The silence in the room feels different too. It’s not an absence filled with potential energy waiting to be triggered. It’s a presence—a quiet that exists alongside me, shaped by the thickness of the walls and the insulation of the apartment. When I stop breathing, the air doesn’t pause; it continues circulating, moving through vents, settling on surfaces. Even in stillness, things are changing, decaying, growing. The dust motes settle lower now, heavier with time. A draft from the window sash moves a curtain slightly, rustling the fabric against the frame with a soft whisper that sounds like nothing more than cloth rubbing against wood.

I take another sip of water, watching the liquid swirl in the glass before settling again. The ripples die down quickly, damped by viscosity and gravity. There is no lingering afterimage, no trace left behind but the wet circle on the coaster and a tiny damp spot on my lips that will dry out within minutes if I leave them there.

This reality feels fragile, yes. Everything here can break—a cup of coffee spills, a chair leg snaps, a story ends because an author finished writing it or died before finishing it.

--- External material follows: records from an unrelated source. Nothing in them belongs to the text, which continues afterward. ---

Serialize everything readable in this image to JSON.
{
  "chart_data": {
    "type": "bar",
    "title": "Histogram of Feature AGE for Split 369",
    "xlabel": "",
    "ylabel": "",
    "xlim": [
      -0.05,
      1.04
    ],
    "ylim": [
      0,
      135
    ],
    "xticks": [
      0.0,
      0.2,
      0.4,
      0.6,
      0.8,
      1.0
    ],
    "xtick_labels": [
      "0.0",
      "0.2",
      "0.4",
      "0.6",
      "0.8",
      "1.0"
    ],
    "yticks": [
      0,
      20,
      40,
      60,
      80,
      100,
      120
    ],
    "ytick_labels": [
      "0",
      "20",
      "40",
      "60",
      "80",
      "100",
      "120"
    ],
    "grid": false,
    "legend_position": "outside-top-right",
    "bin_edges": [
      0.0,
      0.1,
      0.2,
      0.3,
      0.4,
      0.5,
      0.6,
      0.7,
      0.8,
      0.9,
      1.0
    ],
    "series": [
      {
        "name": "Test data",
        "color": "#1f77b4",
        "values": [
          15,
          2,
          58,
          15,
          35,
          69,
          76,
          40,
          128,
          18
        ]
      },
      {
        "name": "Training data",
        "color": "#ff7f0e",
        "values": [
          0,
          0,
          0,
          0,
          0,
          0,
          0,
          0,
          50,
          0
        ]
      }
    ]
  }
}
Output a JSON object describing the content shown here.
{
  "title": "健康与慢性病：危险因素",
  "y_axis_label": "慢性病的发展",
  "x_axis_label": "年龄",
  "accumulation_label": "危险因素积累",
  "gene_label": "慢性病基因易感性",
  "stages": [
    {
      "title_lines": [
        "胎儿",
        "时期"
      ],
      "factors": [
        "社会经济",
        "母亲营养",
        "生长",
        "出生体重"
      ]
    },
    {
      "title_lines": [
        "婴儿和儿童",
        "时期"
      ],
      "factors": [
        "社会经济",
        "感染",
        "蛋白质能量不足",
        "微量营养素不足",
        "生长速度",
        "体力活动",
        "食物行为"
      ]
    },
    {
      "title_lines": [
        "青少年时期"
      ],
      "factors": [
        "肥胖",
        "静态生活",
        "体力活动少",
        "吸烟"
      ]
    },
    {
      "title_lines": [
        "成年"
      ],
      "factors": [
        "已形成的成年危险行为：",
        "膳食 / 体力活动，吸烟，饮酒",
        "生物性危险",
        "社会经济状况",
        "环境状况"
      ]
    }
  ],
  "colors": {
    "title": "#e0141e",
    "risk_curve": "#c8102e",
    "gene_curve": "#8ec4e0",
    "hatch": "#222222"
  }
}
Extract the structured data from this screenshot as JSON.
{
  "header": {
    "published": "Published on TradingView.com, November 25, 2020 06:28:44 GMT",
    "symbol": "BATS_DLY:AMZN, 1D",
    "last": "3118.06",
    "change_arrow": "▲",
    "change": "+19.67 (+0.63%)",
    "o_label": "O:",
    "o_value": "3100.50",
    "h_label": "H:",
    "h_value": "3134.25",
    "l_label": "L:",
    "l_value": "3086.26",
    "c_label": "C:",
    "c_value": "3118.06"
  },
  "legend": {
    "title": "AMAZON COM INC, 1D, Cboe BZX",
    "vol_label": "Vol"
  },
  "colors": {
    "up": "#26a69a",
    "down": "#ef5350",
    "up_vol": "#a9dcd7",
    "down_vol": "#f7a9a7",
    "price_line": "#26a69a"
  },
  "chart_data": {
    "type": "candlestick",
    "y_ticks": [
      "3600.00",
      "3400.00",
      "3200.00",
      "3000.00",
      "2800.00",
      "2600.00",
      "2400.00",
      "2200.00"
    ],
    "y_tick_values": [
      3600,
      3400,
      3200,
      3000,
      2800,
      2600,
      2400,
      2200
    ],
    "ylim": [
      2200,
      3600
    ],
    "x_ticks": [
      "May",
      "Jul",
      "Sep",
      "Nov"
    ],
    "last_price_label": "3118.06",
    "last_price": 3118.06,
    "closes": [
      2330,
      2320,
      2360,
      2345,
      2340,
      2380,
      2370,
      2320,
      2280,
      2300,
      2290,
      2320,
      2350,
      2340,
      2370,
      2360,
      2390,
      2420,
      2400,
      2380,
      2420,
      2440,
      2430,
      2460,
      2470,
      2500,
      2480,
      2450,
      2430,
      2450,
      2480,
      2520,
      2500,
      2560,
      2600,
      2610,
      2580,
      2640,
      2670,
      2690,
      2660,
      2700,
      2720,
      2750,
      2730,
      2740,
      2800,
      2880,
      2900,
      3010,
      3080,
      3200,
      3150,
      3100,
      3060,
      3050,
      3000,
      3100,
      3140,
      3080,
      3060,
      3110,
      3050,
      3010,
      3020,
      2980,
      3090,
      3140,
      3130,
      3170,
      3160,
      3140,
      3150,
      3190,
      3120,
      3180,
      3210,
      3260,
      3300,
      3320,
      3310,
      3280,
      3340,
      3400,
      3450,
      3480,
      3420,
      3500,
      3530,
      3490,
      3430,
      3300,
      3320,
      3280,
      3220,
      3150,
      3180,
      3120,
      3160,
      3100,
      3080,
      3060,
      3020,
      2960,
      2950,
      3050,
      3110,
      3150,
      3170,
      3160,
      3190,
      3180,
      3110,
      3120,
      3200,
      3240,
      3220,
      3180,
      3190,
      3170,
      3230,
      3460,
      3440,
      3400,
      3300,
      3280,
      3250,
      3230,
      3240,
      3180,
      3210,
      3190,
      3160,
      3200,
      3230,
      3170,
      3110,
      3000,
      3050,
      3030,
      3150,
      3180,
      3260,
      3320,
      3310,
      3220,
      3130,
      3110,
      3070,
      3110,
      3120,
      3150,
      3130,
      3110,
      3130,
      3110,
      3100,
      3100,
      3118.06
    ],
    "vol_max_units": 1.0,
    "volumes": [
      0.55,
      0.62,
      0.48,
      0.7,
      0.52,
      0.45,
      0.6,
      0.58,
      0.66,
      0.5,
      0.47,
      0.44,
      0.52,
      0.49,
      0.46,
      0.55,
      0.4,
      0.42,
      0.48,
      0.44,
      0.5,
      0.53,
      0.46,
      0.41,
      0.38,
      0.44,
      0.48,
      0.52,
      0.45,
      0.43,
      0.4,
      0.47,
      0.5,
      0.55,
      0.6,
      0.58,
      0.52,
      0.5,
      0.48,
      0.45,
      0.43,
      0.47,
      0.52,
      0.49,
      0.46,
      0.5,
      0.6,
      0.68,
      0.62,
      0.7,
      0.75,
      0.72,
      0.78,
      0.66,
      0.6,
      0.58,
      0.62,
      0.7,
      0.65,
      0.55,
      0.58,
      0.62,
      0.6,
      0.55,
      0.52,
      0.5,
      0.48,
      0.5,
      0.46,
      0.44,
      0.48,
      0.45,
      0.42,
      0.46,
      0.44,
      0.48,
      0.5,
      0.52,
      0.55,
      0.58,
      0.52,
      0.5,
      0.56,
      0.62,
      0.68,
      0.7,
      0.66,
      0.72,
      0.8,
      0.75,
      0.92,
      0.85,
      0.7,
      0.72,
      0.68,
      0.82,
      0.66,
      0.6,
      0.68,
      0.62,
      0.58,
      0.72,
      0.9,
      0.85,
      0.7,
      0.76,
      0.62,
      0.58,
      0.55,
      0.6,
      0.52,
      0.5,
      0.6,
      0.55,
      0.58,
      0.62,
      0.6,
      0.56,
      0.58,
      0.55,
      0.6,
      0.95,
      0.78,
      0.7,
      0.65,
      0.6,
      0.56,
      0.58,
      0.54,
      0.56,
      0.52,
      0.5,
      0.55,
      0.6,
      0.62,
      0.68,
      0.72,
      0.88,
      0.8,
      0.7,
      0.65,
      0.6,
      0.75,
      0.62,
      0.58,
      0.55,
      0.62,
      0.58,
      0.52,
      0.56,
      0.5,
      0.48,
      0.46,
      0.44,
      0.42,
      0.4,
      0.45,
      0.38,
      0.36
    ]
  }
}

Nothing lasts forever in the way it did back there. But something else does: the fact that everything is *here*. The ink on the page, the weight of the book in my hands, the cold glass against my fingers, the sound of my own breath in the quiet room. These things are transient, but they are real enough to matter while they last.

I turn another page. The text begins again. *”In every city, someone has died.”* And this time, as I read those words aloud, my voice sounds steady and grounded, carrying into the empty apartment without bouncing off invisible walls or disappearing into a void of potentiality.